Le témoin silencieux : le garde du corps de la princesse Diana brise des décennies de silence

Depuis près de trente ans, la nuit tragique du 31 août 1997 est entourée de théories du complot, d’une intense attention médiatique et de nombreuses questions sans réponse. Le terrible accident de voiture survenu dans le tunnel du pont de l’Alma à Paris a coûté la vie à la princesse Diana, à Dodi Fayed et à leur chauffeur, Henri Paul. Le seul survivant de ce drame fut Trevor Rees-Jones (aujourd’hui Trevor Rees), le garde du corps de Diana. Pendant des années, on a largement rapporté qu’une profonde amnésie, causée par de graves traumatismes faciaux et cérébraux, avait effacé tout souvenir de l’impact.
Rompant des décennies de silence imposé, l’homme payé pour protéger la « princesse du peuple » a pris la parole, offrant un témoignage brut et réaliste sur le cauchemar qui a changé à jamais la monarchie britannique.

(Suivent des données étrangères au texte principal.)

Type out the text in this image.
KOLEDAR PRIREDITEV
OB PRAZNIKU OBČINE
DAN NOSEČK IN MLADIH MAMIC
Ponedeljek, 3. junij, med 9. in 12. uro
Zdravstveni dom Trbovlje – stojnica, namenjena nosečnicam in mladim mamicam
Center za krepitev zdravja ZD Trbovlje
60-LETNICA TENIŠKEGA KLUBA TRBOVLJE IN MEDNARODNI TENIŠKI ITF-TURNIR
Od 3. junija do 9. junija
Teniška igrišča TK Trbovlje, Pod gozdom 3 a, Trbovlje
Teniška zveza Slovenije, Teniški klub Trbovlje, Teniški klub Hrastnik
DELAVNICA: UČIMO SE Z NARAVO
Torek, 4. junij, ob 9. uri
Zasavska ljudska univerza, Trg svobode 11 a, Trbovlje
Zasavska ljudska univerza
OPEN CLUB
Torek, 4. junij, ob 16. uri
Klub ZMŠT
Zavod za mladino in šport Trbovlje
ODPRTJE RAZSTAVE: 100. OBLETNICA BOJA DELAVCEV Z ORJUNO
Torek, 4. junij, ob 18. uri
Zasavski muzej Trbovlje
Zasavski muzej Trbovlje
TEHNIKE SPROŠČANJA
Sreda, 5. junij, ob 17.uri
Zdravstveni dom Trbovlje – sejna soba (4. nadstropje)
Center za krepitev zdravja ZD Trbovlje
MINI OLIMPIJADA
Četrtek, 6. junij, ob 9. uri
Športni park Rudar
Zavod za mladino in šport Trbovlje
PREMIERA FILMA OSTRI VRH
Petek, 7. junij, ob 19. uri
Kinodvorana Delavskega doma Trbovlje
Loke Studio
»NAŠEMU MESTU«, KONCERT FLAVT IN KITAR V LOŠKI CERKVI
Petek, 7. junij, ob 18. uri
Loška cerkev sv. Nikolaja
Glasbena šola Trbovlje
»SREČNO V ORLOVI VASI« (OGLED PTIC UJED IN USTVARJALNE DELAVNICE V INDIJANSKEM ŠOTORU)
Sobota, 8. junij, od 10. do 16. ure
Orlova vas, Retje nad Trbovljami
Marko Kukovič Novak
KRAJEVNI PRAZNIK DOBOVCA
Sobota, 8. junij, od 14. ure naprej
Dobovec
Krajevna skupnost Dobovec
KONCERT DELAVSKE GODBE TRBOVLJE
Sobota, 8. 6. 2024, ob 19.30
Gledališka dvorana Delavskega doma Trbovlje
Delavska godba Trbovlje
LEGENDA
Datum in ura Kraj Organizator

Reprendre le récit aux mains des complotistes
Dans une série de réflexions franches, Rees a abordé les rumeurs persistantes selon lesquelles son amnésie aurait été un stratagème pour dissimuler les faits. Pendant longtemps, les théoriciens du complot ont prétendu qu’il savait exactement ce qui s’était passé, mais qu’il avait été contraint au silence par les autorités ou les services de renseignement. Rees a fermement déconstruit ces idées.
S’il admet que son souvenir des secondes exactes qui ont précédé et suivi l’accident reste fragmentaire – une réalité clinique liée à un traumatisme crânien grave –, il a recouvré des éléments de contexte cruciaux concernant les heures qui ont précédé la catastrophe.
« Je ne cache rien », a insisté Rees. « Mon silence n’était pas un complot ; c’était la conséquence d’un traumatisme et d’un désir de reconstruire ma vie loin du cirque médiatique incessant. »
Le chaos de Paris
D’après Rees, l’atmosphère à Paris ce week-end-là était électrique, mais de plus en plus oppressante. La présence des paparazzis autour de l’hôtel Ritz était sans précédent, créant un climat d’anxiété extrême. Il se souvient de la décision de dernière minute de changer de voiture et des stratégies mises en place pour échapper aux photographes – une manœuvre qui a finalement placé Henri Paul au volant de la Mercedes-Benz au destin tragique.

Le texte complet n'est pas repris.